Geography that built the toolkit

Growing up in northern Utah with a hometown connection to Ogden and a riding base around Park City and the Cottonwood canyons has given Jenkins a powerful geographic advantage. The daily cycle of lapping Brighton Resort, sessioning parks at Park City Mountain and exploring natural jibs and side-hits around Alta Ski Area creates an environment where creativity is almost unavoidable. Short, feature-dense laps and big winter snow totals mean he can try tricks repeatedly in a single day and experiment with new lines whenever storm cycles reshape the terrain.

Summer extends the toolkit. At Timberline Lodge on Mount Hood he joins the migration of park skiers who live on salted lanes and glacier-side rope tows, stacking film clips when most resorts are long closed. Internationally, his involvement with Capeesh takes him to European locations such as Schøneben, where the crew is known for turning everything—from lift infrastructure to parking-lot features—into a potential spot. The result is a rider who is comfortable whether the feature is a perfectly cut park rail, a sketchy stair set in town or a snow-starved early-season setup built by friends.



Equipment and partners: practical takeaways

Equipment-wise, one of the most distinctive relationships in Jenkins’ setup is his connection with DaleBoot, a company specialising in fully custom ski boots. Custom-fitted shells and liners are a significant upgrade from the improvised gear of his early days, giving him the foot hold and flex pattern necessary to land big rail tricks, gap onto features and absorb heavy impacts without sacrificing comfort. For jib-focused skiers, that choice underlines how crucial boot fit is for control on metal and hardpack takeoffs.

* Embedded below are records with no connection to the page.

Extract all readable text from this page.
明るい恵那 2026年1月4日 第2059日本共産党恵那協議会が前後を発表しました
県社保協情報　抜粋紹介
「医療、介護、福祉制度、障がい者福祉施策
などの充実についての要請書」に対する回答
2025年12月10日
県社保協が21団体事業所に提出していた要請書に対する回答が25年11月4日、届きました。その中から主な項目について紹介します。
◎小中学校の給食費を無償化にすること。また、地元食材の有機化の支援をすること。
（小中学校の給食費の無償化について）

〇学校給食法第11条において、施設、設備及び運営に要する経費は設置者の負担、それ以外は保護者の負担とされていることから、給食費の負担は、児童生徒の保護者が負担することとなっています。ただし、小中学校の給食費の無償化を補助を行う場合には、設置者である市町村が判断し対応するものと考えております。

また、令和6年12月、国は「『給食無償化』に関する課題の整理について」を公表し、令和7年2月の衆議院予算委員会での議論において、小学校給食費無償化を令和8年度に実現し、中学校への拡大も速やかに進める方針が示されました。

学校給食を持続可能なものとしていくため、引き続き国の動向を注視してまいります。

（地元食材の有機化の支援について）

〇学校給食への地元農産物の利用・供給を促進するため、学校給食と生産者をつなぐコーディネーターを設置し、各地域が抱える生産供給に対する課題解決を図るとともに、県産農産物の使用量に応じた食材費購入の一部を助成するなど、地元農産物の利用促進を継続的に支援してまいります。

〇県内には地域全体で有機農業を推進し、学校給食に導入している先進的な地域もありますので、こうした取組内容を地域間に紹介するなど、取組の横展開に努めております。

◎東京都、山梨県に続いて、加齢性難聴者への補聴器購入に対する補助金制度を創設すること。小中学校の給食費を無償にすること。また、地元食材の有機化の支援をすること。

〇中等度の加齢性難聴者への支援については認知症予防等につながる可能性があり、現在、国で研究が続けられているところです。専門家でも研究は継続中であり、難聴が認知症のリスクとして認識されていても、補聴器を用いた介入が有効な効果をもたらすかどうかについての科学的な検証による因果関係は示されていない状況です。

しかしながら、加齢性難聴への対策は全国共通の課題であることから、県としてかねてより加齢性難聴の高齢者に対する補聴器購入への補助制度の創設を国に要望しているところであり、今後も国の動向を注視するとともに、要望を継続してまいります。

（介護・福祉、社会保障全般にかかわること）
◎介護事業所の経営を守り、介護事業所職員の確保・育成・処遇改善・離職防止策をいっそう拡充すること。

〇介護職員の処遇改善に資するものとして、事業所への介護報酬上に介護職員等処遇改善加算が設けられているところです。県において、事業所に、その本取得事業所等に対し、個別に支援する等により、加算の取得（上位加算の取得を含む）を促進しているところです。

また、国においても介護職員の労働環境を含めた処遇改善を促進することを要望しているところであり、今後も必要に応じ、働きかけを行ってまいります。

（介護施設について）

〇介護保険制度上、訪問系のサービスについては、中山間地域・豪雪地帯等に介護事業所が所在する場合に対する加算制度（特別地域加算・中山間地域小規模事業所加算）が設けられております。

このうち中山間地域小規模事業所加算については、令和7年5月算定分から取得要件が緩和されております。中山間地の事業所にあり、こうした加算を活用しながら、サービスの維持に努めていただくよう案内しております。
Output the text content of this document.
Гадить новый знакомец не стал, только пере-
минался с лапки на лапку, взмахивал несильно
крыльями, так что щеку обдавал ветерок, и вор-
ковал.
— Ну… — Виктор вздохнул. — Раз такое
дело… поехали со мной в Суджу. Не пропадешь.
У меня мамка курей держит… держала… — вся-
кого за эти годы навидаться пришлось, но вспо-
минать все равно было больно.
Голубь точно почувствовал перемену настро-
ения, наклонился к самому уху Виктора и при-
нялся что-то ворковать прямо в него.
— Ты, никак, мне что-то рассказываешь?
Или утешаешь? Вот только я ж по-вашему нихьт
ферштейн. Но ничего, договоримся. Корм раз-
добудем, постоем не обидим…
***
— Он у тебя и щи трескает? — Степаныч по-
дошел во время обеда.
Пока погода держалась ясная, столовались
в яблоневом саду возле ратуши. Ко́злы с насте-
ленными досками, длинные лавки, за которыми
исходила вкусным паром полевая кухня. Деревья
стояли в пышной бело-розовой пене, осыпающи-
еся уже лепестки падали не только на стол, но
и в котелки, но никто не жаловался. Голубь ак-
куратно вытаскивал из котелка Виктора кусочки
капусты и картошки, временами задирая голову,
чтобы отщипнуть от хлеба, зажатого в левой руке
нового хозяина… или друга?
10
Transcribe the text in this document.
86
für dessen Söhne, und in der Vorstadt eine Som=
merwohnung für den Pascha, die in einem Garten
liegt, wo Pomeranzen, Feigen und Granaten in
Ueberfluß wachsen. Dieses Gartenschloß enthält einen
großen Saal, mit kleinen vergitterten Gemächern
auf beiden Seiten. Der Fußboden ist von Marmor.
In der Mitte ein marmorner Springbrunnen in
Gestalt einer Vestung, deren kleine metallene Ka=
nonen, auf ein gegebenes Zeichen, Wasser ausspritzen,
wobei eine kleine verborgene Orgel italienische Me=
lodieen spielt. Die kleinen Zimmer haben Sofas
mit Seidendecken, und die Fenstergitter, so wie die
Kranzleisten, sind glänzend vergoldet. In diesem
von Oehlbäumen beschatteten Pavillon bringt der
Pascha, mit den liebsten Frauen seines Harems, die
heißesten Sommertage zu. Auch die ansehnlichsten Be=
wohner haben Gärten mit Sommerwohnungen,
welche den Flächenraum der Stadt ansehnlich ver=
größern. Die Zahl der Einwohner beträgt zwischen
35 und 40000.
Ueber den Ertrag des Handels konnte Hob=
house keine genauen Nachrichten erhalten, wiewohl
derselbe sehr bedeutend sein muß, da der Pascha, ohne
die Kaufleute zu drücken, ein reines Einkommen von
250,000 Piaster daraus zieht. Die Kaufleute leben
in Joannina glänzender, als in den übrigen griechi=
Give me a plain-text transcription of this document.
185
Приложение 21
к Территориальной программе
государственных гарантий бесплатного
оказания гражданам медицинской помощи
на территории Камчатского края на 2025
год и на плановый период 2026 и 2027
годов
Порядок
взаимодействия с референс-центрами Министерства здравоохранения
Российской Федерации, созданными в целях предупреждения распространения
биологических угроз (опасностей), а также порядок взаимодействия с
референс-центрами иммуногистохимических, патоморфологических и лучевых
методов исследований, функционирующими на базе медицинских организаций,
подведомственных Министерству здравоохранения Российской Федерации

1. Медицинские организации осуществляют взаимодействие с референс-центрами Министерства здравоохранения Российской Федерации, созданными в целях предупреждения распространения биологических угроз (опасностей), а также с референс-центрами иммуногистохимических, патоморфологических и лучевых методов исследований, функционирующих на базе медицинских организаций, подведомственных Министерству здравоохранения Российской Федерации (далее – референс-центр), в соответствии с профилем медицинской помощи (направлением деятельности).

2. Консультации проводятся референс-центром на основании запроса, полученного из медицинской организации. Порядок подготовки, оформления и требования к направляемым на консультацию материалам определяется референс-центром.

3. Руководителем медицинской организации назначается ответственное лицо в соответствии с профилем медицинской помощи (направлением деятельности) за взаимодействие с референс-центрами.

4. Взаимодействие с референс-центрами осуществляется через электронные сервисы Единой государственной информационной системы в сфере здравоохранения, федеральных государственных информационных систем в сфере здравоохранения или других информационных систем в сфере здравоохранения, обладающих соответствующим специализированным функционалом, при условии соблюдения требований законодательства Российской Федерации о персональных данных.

On the softgoods and vibe side, he appears regularly with the Capeesh crew, whose fashion-house approach to outerwear and streetwear matches the aesthetic of their skiing. While not every viewer will want or need that exact kit, the takeaway is that gear should support how you ski and how you move through the park: durable pants and jackets that survive close contact with rails, gloves and helmets that can handle repeated impacts, and skis that balance flex for presses with enough backbone for bigger features. Jenkins’ evolution from taped-together boots to tailored equipment illustrates how smart gear choices can unlock more ambitious projects without compromising style.



Why fans and progressing skiers care

Fans care about Jackson “Tito” Jenkins because he represents a pure expression of the jib-scene dream: a kid from Utah who grew up lapping local parks, earning respect in small grassroots contests and internet edits, and then parlaying that dedication into spots in respected films and a SuperUnknown final. His skiing speaks directly to park rats and aspiring street skiers who want to see tricks and spots that feel attainable with hard work rather than just circus-level rotations on the biggest jumps in the world.

For progressing skiers, his career path offers a realistic blueprint. You do not need a national-team pipeline or a perfect training centre to matter in freeski culture; you need creativity, time on snow, a crew that pushes you and the willingness to build your own features when necessary. Watching Jenkins in Utah parks, on Mt. Hood glaciers or in Capeesh’s European segments, it is clear that his influence comes from the lines he chooses and the way he skis them, not just the trick list. That combination of authenticity, resilience and steadily rising profile is exactly why he deserves a place on the radar of anyone who loves modern freeskiing, especially on the park, rail and street side of the sport.